Hacker News new | ask | show | jobs
by colechristensen 1832 days ago
ZFS likes RAM and uses it to get better performance (and don't think about using dedup without huge ram), but you don't need it and can change the defaults.

ECC tends to attract zealots after a perfect error-free existence which ECC does tend towards but doesn't deliver, it just reduces errors.

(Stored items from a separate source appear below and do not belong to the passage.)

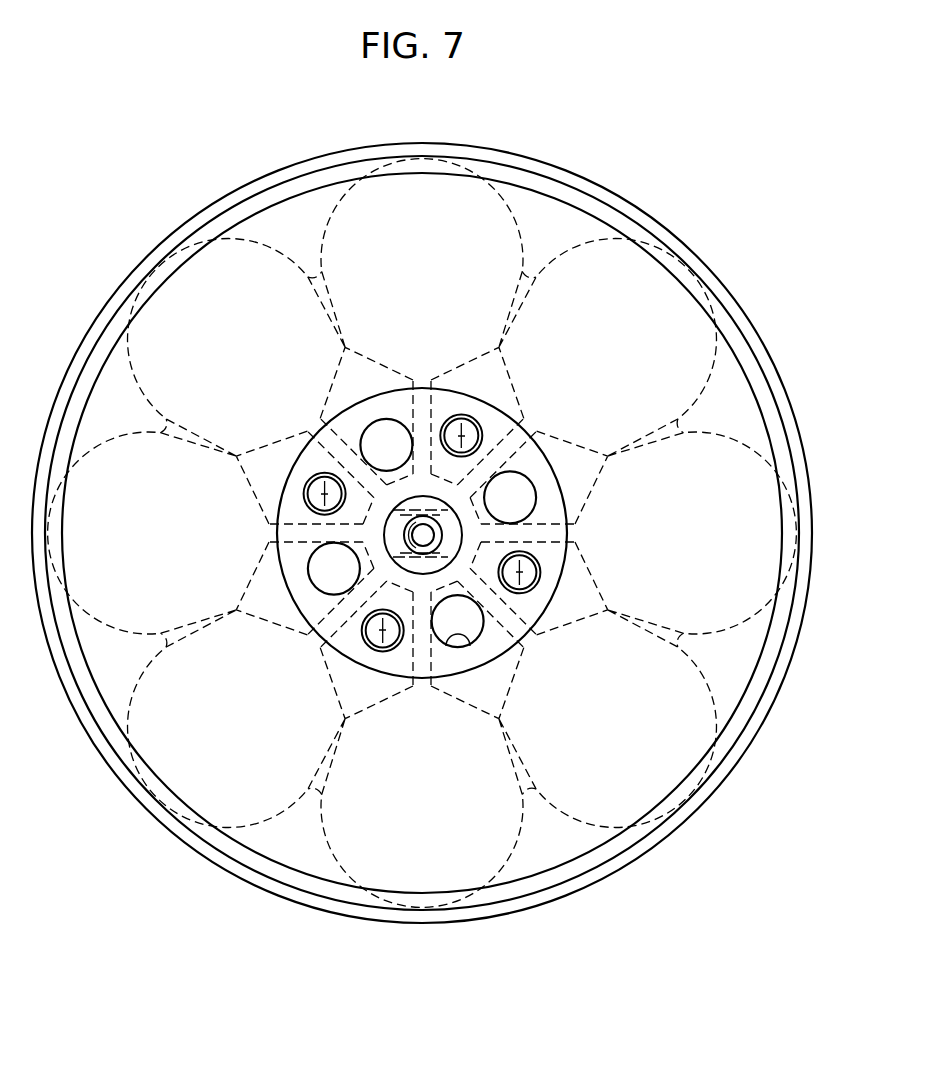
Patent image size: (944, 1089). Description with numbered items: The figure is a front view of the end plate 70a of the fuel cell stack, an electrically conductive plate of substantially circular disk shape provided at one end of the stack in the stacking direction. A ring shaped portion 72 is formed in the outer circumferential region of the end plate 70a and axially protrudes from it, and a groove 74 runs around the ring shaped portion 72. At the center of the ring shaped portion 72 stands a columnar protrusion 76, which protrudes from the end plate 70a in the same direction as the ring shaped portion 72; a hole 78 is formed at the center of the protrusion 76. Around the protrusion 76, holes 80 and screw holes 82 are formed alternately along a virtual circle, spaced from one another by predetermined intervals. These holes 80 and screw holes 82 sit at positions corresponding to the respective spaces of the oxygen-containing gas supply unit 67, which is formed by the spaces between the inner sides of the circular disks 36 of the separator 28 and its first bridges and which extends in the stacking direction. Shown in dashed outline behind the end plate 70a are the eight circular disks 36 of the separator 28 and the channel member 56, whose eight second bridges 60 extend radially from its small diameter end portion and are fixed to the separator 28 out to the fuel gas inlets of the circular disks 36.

The separator 28 is at (742, 333).
The groove 74 is at (162, 253).
The ring shaped portion 72 is at (203, 237).
The end plate 70a is at (669, 191).
The circular disk 36 is at (770, 525).
The oxygen-containing gas supply unit 67 is at (555, 433).
The second bridge 60 is at (557, 503).
The channel member 56 is at (443, 472).
The columnar protrusion 76 is at (459, 548).
The hole 78 is at (392, 553).
The hole 80 is at (468, 648).
The screw hole 82 is at (377, 645).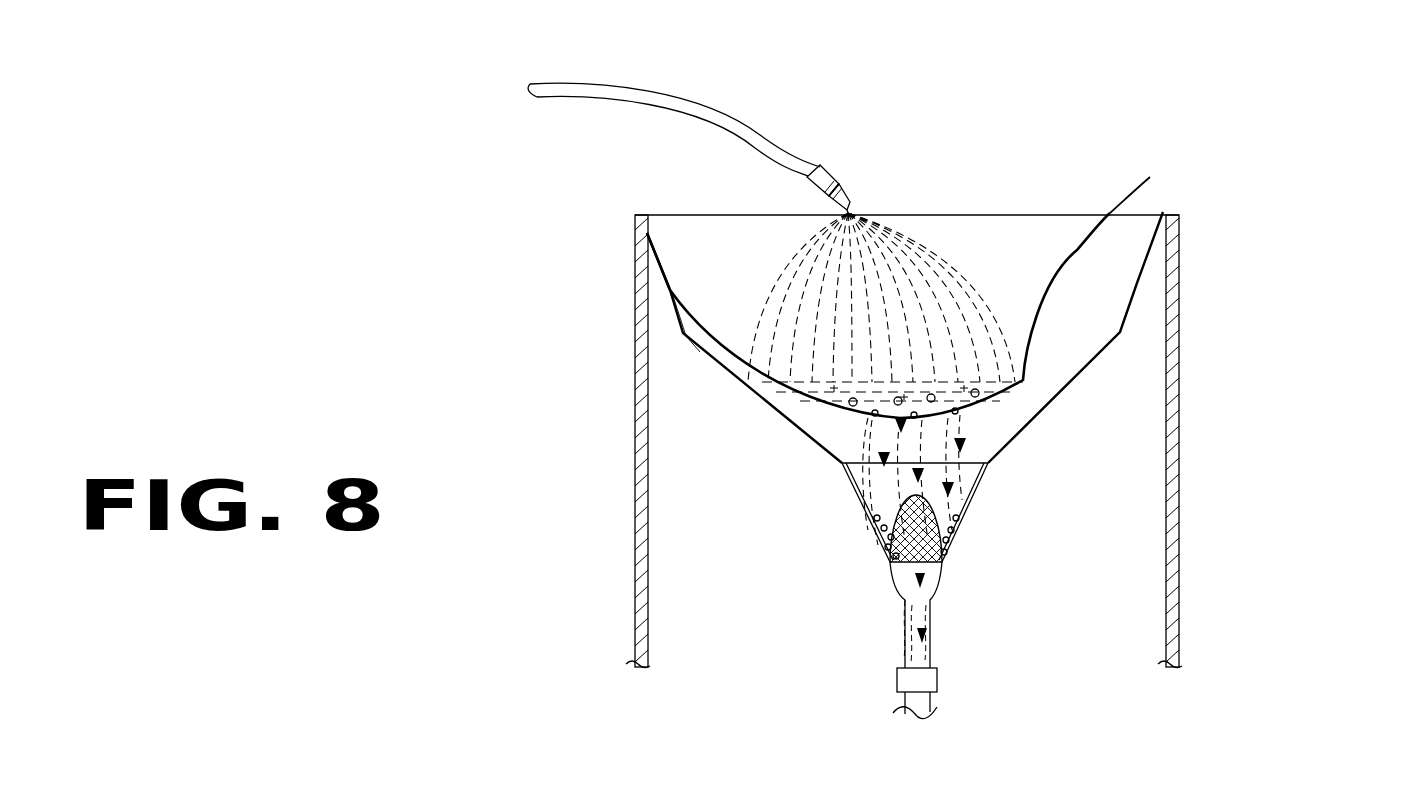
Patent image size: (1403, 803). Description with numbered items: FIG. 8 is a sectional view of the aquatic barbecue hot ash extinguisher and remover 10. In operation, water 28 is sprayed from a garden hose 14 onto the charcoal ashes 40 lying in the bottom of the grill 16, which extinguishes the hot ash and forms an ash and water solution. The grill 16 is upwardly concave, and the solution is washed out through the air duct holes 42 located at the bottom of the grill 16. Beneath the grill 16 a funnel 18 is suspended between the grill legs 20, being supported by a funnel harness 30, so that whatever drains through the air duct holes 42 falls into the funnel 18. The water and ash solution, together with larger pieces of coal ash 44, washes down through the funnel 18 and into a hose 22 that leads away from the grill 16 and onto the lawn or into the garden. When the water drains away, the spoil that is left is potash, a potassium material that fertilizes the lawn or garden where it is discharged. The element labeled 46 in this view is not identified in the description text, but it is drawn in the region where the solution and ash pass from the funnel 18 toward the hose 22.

The aquatic barbecue hot ash extinguisher and remover 10 is at (1232, 230).
The garden hose 14 is at (715, 128).
The grill 16 is at (677, 283).
The funnel 18 is at (960, 530).
The grill legs 20 is at (637, 613).
The hose 22 is at (893, 713).
The water 28 is at (1004, 335).
The funnel harness 30 is at (1120, 334).
The charcoal ashes 40 is at (1146, 173).
The air duct holes 42 is at (849, 402).
The larger pieces of coal ash 44 is at (942, 518).
The beads 46 is at (867, 515).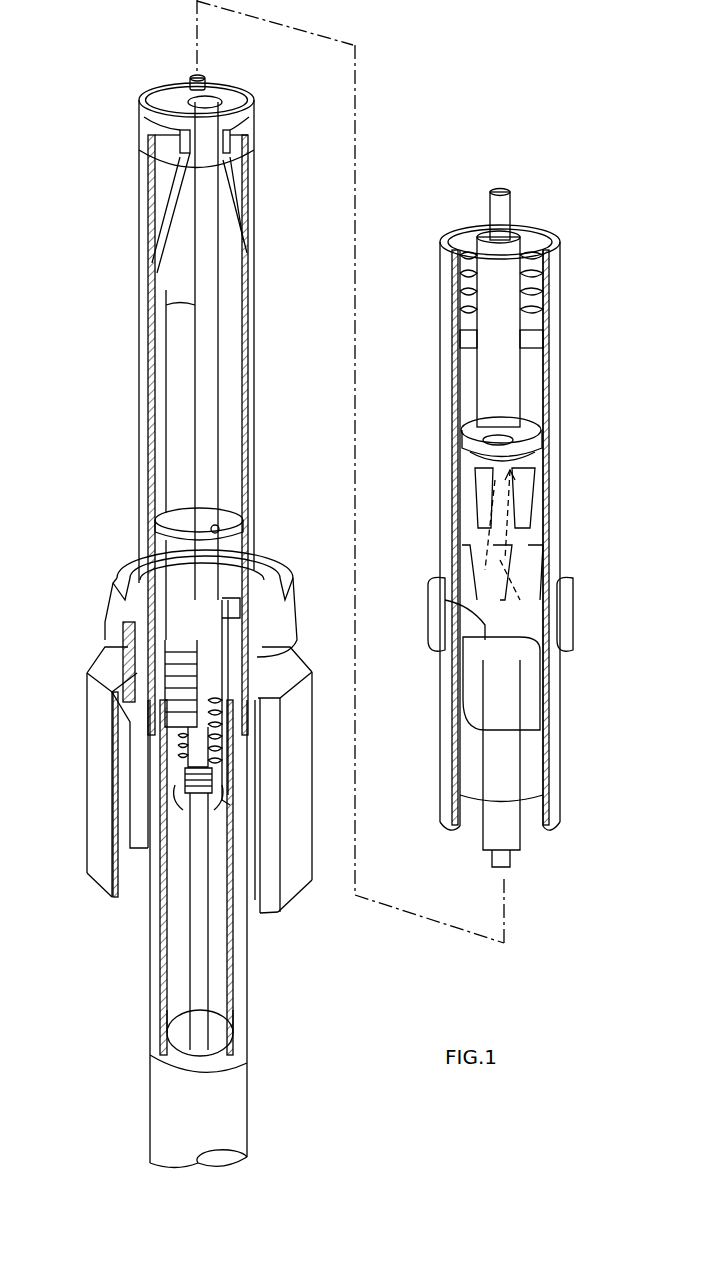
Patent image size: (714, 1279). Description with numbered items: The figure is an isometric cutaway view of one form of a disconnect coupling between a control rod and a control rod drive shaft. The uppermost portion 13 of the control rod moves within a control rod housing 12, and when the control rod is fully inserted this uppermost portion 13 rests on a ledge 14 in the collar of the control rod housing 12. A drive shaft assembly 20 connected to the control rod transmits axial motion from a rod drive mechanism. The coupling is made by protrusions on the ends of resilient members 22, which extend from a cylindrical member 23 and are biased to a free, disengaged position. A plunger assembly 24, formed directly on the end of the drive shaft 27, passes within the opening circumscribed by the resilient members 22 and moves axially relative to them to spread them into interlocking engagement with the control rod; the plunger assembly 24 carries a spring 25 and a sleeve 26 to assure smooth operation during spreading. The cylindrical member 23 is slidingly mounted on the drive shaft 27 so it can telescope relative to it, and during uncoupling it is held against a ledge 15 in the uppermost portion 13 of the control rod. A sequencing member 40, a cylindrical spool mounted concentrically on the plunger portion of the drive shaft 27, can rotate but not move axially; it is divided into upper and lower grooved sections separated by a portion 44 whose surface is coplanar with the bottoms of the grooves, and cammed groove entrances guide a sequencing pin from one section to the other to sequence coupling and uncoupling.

The control rod housing 12 is at (303, 843).
The uppermost portion of control rod 13 is at (230, 1018).
The ledge 14 is at (250, 657).
The ledge 15 is at (232, 612).
The drive shaft assembly 20 is at (298, 207).
The resilient members 22 is at (180, 397).
The cylindrical member 23 is at (258, 288).
The plunger assembly 24 is at (182, 763).
The spring 25 is at (193, 750).
The sleeve 26 is at (237, 803).
The drive shaft 27 is at (212, 115).
The sequencing member 40 is at (527, 613).
The portion of sequencing spool 44 is at (492, 530).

I personally don't care about a tiny amount of bit rot (zfs will prevent most of this) and rebooting my storage machine now and then.

You can run ZFS/freenas on a crappy old machine and you'll be just fine as long as you aren't hosting storage for dozens of people and you aren't a digital archivist trying to keep everything for centuries.

Real advice:

* Mirrored vdevs perform way better than raidz, I don't think the storage gain is worth it until you have dozens of drives

* Dedup isn't worth it

* Enable lz4 compression everywhere

* Have a hot spare

* You can increase performance by adding a vdev set and by adding RAM

* Use drives with the same capacity

3 comments

> Dedup isn't worth it

To add to that, ZFS dedup is a lie and you should forget its existence unless you have a very specific scenario of being a SAN with a massive amount of RAM, and even then, you had better be damn sure.

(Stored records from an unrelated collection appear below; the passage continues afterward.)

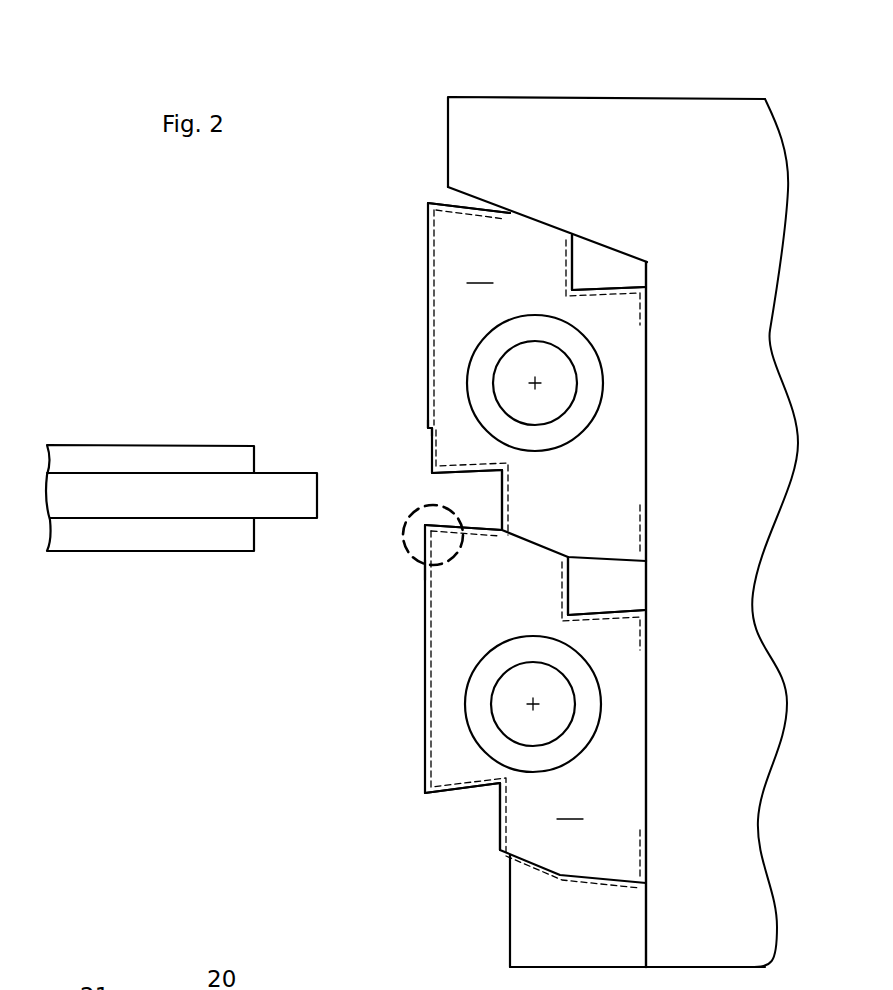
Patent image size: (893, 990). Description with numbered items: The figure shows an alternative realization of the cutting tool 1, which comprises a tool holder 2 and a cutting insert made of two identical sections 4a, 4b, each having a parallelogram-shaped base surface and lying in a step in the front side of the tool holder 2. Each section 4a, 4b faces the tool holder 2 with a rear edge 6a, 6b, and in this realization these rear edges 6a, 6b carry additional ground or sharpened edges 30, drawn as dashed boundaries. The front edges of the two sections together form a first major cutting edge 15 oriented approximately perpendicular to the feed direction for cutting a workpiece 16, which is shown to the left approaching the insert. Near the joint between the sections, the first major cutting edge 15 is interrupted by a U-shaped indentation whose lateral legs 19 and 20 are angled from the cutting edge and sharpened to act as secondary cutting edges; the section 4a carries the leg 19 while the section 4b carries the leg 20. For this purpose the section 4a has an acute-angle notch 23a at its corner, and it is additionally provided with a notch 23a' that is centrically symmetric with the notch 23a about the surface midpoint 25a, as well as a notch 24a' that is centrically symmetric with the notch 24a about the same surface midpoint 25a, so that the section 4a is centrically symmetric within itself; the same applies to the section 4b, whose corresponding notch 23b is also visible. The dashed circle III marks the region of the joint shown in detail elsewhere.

The cutting tool 1 is at (578, 90).
The tool holder 2 is at (732, 480).
The section 4a is at (537, 382).
The section 4b is at (535, 704).
The rear edge 6a is at (652, 400).
The rear edge 6b is at (652, 766).
The first major cutting edge 15 is at (420, 433).
The workpiece 16 is at (65, 444).
The lateral leg 19 is at (462, 476).
The lateral leg 20 is at (482, 533).
The notch 23a is at (534, 500).
The notch 23a' is at (627, 245).
The projection of lower jaw 23b is at (452, 802).
The upper jaw top face 24a is at (432, 179).
The notch 24a' is at (652, 586).
The surface midpoint 25a is at (535, 383).
The ground or sharpened edges 30 is at (646, 322).
The detail circle III is at (402, 535).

I really wish ZFS had either an option to store the Dedup Table on a NVMe like Optane, or to do an offline deduplication job.

It does have the former, these days - the "allocation_classes" feature lets you make the permanent home of certain subsets of data on "special" vdevs - which includes methods of specifying "store dedup table there".

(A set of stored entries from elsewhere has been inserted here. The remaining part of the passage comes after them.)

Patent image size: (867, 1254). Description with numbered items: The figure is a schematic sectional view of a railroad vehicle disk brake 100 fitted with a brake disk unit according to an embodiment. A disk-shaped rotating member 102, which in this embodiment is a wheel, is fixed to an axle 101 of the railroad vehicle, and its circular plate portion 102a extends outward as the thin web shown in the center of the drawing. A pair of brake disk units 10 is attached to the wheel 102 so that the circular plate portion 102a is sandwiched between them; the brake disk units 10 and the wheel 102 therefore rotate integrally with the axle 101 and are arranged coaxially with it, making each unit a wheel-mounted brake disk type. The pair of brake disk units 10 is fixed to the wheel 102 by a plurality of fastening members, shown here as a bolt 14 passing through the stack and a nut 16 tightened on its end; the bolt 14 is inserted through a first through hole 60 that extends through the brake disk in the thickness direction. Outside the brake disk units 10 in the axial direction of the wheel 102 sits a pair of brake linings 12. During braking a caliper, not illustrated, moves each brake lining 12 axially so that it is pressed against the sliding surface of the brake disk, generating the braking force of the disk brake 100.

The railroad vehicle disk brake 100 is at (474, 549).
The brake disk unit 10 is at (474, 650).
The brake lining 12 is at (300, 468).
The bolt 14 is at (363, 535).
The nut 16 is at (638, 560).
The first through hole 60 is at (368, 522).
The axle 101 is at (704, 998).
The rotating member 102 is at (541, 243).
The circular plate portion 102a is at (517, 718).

Now, that becomes the only place entries on it are stored, so you best make it redundant if you don't want to lose your pool from a single NVMe failing, but the feature is there.

The latter I would predict seeing approximately when the sun burns out, on ZFS. It _really_ doesn't like the idea of data changing locations retroactively.

Thanks for this. I completely missed this feature in the run up to 0.8.

I'm going to have to do some test setups with this.

> Enable lz4 compression everywhere

Is the perf penalty low enough now that it just doesn't matter? I've always disabled compression on datasets I know are going to store only high-entropy data, like encoded video, that has a poor compression ratio.

I second the hot spare recommendation many times over. It can save your bacon.

It's generally the other way around actually, aside from storing already highly compressed datasets (e.g. video). The compression from lz4 will get you better effective performance because of the lower amount of io that has to be done, both in throughput and latency on zfs. This is because your CPU can usually do lz4 at hundreds of gb/s compared to the dozen you might get on your spinning rust disks.
Neat! Makes sense.
Does rebooting help with soft errors in non-ECC RAM? I would have thought bit flips would be transient in nature, but I'm not really familiar.
Running ZFS (FreeNAS/TrueNAS) on 2 home made NAS devices for years and years, I can say it is rock solid without ever using ECC RAM due to lack of choices. I can bet there were many soft-errors in all these years, but so far I never had problems that could not be recovered; the biggest issue ever was destroying the boot USB storage in months, but that was partially solved lately, I moved to fixed drives as boot drive and later I moved to virtualization for boot disk and OS, so the problem completely went away.
occasionally a bit flip will corrupt the state of something important and long running, a reboot will obviously clear this

usually it will hit nothing and have no side effects